A spoiler or two follows, but kids: The book is 170 years old. It's not my fault if you get spoiled.
There are some works of art that I am slow to getting to because the weight of their reputation makes them seem -- forgive me, teachers -- like homework. I didn't watch "The Godfather" for years for precisely that reason: It just seemed like too much. Then I watched it and fell in an obsessive kind of love.
Things about "Moby Dick" that I didn't expect:
* That it would be so gay.
* That it would be so funny.
* That it would be so much fun to occasionally read out loud to my wife and son. Some of Ahab's speeches are batshit!

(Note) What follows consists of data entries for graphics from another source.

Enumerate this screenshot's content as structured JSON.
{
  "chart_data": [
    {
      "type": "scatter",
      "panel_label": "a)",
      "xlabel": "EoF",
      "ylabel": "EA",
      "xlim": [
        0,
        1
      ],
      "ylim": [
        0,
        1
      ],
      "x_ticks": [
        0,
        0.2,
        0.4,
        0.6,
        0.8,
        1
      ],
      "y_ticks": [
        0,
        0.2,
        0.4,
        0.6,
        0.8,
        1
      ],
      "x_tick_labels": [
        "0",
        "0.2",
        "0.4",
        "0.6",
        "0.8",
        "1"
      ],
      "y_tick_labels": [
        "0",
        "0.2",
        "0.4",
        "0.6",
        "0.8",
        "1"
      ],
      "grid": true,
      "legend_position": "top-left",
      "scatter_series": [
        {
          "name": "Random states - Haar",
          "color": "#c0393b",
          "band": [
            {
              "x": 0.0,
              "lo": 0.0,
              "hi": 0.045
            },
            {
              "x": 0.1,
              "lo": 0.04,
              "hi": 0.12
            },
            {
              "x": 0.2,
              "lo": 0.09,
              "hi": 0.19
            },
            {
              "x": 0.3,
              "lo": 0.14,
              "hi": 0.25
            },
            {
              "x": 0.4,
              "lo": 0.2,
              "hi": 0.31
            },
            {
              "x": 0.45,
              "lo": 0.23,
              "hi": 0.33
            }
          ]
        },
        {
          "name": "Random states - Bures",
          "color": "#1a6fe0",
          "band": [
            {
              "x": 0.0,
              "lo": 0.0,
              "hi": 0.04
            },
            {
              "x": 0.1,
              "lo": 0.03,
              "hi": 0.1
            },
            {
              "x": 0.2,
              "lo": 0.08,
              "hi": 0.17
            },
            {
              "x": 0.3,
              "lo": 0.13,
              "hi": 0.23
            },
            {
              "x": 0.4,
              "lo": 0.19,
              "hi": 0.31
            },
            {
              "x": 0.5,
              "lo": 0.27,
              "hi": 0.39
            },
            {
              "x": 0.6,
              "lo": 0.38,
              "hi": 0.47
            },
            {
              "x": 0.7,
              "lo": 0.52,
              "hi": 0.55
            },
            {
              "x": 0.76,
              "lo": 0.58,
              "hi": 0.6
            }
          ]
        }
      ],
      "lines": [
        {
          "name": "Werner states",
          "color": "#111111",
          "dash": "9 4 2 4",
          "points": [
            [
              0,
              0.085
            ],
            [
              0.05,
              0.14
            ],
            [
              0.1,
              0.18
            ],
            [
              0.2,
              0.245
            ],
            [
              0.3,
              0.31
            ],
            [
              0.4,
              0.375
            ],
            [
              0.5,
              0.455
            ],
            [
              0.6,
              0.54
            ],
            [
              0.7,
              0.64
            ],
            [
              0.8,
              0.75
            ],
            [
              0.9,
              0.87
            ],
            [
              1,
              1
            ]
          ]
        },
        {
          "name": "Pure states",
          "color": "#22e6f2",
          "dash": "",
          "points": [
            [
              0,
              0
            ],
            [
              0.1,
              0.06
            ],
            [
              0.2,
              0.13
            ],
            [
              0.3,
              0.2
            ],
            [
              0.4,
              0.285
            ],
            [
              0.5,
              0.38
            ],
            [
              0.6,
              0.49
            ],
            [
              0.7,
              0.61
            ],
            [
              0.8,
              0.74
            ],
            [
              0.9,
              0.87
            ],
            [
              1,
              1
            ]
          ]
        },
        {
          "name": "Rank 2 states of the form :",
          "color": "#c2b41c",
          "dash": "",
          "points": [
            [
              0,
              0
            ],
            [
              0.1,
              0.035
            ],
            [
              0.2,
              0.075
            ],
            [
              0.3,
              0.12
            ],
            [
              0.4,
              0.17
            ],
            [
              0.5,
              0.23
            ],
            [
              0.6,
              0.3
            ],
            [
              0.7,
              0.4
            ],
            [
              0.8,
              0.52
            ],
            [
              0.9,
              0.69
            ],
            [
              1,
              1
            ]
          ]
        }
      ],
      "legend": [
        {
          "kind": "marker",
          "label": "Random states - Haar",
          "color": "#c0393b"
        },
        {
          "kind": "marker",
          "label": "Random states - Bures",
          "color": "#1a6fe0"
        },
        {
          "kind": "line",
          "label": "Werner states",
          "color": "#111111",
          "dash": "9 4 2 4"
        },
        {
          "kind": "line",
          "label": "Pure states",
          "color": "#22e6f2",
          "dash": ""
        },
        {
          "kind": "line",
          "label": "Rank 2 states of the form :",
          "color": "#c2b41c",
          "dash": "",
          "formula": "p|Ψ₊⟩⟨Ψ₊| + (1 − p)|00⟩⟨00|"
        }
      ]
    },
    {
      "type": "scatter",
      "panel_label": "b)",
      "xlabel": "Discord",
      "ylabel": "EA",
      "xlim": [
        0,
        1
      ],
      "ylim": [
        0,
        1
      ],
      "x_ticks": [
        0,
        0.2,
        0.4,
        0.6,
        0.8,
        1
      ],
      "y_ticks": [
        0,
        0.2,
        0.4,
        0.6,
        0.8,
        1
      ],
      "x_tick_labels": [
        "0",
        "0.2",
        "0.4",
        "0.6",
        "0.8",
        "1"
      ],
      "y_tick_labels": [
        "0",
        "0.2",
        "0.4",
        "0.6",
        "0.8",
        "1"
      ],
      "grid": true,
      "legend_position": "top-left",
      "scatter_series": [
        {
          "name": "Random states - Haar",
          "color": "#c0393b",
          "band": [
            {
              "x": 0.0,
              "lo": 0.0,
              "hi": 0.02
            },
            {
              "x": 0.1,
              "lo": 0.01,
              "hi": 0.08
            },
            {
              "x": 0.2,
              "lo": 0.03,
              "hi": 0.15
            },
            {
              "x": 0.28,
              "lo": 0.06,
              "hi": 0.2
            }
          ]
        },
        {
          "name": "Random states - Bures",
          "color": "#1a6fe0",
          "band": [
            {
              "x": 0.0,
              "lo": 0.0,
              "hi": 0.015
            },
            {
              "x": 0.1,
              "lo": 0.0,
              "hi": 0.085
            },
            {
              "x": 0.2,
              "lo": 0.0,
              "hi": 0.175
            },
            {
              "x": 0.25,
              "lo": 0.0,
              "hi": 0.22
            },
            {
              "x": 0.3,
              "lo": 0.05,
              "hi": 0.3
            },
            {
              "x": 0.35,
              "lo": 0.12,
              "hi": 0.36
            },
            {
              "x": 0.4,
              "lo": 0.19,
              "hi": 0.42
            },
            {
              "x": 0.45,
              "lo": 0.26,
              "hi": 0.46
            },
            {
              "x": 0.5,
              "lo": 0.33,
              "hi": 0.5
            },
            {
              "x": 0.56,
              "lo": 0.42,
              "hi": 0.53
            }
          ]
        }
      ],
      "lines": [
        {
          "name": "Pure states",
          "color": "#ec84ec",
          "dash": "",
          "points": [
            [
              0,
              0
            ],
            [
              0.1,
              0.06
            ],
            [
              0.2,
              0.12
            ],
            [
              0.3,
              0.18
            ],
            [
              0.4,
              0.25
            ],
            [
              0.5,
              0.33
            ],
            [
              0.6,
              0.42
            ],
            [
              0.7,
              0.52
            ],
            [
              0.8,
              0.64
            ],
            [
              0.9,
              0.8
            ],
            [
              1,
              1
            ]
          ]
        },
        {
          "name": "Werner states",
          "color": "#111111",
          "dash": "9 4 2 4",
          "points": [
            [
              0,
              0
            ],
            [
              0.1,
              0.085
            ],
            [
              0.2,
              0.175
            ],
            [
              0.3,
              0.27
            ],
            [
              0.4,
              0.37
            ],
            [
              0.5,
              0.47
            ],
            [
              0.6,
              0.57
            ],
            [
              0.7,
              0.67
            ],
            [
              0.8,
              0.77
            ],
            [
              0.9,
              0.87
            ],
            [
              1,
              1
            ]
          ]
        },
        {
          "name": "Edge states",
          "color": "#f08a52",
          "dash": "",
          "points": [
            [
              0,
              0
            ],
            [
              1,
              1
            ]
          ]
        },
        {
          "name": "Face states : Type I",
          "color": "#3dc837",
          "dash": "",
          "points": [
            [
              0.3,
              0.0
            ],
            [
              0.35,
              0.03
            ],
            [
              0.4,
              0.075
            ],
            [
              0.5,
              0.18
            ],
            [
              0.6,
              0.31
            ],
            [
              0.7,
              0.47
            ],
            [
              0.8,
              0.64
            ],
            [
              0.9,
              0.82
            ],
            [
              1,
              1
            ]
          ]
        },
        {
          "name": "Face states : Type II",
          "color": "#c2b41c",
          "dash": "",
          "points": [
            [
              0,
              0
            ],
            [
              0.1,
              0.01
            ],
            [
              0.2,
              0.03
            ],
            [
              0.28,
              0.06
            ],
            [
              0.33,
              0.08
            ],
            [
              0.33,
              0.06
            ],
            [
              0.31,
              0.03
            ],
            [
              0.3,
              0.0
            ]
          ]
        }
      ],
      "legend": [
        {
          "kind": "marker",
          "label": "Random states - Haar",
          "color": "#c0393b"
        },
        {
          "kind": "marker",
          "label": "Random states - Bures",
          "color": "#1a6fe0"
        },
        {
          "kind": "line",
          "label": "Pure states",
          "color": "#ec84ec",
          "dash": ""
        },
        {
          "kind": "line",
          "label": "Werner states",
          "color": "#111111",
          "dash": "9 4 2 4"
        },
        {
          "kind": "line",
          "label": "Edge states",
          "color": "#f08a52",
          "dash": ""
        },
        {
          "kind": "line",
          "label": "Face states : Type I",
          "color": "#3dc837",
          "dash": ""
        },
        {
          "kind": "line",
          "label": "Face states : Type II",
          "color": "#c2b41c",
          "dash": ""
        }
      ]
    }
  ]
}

* That it would steal so much dialogue from "Star Trek II."
* (That's a joke. But it's true that I walked into a video store once that had Gregory Peck's version of the "Moby Dick" movie playing on TV, right when he was giving the "round perdition's flame" speech and cracked wise: "They stole that from 'Star Trek II.'" And the clerk said: 'Really?")
* That the tedious cetology parts of the book would be soooooo tedious.
* That I would realize it's OK to skim through those parts.
* That (spoilers) the whale doesn't actually show up until the last three chapters or so.
* But that's ok -- it really is the journey that matter, kids!
* That this book would be so similar to "Heart of Darkness."
* That I would be so glad to have read it. And to have finished it.
It's worth tackling "homework" art, I find again and again. It's not art's fault that it gets turned into homework -- it's often the result of being so good that it's worth handing along to new generations and new readers and viewers. "Moby Dick" reminded me of that.